Our release methodology
We’re often asked questions about our release methodology – our approach to EA releases draws the most questions of all. In our releases, EA stands for Early Access. Approximately every six months, we cut a new major release branch. This allows us to evolve the APIs of our products and still maintain versions with the old APIs until they are no longer supported. This provides continuity for those who need it, and faster change for those who opt-in for it.
When we first cut a new release branch we include the “ea” moniker in the release names, for example 2.26ea1. We keep releasing with this moniker until we consider the branch fully stable, at which point the “ea” moniker is removed, and the first official stable release of that release series is made. To put this into context, the x26 release was first released in May 2024; we anticipate this will evolve into a stable release in October 2024, coinciding with when the next early access release series will begin. Stable release access is offered to customers with a commercial agreement in place. For our open-source offerings all of our EA releases are available on maven central.

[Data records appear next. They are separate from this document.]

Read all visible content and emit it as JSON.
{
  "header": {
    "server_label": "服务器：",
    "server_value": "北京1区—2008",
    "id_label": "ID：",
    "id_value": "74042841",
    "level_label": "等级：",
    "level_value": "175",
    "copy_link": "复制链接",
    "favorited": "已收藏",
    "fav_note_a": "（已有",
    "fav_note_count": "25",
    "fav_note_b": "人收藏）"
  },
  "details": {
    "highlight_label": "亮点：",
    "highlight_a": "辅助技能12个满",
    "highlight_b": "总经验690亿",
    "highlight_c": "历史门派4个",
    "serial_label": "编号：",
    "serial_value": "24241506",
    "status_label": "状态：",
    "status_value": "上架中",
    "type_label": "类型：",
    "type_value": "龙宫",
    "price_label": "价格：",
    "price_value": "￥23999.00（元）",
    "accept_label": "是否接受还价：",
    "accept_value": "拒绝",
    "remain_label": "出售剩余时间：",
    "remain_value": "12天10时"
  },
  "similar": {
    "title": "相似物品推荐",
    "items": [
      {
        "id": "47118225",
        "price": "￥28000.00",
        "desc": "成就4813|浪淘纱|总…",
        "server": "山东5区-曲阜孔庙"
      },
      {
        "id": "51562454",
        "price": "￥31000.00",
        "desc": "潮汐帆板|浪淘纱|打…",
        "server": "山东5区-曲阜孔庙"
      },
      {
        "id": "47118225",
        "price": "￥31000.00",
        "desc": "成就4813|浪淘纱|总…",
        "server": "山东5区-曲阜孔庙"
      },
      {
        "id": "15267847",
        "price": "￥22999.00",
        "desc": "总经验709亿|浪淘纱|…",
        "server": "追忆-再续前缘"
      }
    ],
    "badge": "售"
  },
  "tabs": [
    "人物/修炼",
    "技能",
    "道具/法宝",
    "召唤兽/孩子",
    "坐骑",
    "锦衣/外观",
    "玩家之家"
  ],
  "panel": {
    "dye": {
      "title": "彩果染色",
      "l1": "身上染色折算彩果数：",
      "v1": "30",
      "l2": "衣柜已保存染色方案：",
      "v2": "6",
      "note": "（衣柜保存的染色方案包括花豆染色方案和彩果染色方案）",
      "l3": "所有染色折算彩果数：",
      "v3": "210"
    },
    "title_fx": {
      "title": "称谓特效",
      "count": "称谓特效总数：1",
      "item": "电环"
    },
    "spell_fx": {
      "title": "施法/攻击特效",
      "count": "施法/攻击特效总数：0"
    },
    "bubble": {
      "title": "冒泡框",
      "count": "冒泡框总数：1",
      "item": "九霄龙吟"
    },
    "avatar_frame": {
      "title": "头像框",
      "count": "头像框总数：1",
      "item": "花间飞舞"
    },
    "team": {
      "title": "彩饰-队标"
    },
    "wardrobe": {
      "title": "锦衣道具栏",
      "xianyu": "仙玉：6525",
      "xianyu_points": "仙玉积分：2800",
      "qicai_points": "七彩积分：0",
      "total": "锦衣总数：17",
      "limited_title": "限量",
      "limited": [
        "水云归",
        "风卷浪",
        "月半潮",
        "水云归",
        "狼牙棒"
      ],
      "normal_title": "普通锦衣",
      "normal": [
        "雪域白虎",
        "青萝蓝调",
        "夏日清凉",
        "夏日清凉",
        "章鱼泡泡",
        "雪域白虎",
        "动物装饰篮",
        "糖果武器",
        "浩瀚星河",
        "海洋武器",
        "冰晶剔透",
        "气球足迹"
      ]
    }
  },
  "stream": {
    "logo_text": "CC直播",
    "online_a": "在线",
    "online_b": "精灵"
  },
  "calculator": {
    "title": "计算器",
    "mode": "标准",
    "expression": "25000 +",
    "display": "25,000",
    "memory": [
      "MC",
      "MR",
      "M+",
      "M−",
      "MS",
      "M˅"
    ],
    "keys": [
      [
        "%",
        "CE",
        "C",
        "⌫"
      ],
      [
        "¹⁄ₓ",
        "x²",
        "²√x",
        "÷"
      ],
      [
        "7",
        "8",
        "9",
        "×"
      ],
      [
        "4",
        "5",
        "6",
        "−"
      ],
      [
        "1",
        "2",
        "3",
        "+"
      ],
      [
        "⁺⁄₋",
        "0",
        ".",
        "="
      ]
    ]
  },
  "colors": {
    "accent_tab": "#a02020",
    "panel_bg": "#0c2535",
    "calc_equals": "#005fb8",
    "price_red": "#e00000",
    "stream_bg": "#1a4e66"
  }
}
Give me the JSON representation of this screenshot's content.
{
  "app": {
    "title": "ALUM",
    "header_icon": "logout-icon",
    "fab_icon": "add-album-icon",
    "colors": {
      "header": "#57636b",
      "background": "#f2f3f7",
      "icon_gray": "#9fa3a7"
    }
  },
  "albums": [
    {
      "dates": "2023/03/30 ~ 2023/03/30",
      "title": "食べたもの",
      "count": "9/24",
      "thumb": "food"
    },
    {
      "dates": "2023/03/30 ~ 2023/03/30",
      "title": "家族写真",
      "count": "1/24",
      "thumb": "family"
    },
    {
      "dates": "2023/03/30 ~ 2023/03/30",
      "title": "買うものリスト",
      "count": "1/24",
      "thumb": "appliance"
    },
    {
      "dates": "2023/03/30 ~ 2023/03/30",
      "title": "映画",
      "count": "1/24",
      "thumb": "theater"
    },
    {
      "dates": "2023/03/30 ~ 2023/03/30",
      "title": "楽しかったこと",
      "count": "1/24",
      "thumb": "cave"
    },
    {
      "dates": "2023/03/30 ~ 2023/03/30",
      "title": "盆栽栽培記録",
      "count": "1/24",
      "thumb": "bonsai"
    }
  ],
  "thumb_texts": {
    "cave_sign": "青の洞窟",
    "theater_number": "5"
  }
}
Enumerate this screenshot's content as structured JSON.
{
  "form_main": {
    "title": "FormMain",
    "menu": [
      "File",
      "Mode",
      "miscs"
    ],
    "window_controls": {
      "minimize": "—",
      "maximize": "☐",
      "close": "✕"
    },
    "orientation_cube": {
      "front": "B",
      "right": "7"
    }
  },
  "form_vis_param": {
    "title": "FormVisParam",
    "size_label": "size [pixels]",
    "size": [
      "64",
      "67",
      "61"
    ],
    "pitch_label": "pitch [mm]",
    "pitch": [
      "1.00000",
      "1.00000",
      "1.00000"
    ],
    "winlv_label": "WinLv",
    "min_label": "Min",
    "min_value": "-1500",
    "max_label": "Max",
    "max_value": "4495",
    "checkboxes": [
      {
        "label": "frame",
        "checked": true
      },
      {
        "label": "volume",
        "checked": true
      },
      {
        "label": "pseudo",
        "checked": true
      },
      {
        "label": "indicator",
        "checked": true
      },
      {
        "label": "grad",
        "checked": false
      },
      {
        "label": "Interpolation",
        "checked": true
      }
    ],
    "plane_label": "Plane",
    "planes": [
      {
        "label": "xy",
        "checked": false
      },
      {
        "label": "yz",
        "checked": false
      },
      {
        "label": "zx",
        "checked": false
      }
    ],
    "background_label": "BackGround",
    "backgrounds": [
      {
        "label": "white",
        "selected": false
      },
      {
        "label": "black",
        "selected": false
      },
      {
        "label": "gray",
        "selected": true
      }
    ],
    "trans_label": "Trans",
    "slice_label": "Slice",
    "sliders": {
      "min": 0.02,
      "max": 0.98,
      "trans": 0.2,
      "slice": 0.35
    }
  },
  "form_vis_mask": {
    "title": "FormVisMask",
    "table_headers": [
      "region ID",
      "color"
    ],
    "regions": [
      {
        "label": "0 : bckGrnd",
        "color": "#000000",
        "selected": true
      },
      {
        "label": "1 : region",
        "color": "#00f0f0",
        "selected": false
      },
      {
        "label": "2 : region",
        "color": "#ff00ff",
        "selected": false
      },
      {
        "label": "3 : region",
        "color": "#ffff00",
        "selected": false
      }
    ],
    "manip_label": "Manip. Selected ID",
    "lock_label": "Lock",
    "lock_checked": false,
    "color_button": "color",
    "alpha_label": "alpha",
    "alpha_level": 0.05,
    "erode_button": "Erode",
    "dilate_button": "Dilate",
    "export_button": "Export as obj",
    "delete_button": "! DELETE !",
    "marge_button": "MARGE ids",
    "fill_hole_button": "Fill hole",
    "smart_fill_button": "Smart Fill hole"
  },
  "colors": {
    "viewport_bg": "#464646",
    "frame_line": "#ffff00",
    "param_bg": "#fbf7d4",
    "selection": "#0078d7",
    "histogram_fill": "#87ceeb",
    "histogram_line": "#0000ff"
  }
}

At any one time, it’s possible that we will support the current major release series and two older release series. At the time of writing, we have released x.26 early access but ship x.25 and x.24 stable release series regularly. Customers who receive support on these branches, and the stable release series will receive regular updates and back-porting of bug fixes. Note that many of the features listed in the article have also been backported to our stable branches for commercial customers so are available in EA and stable versions.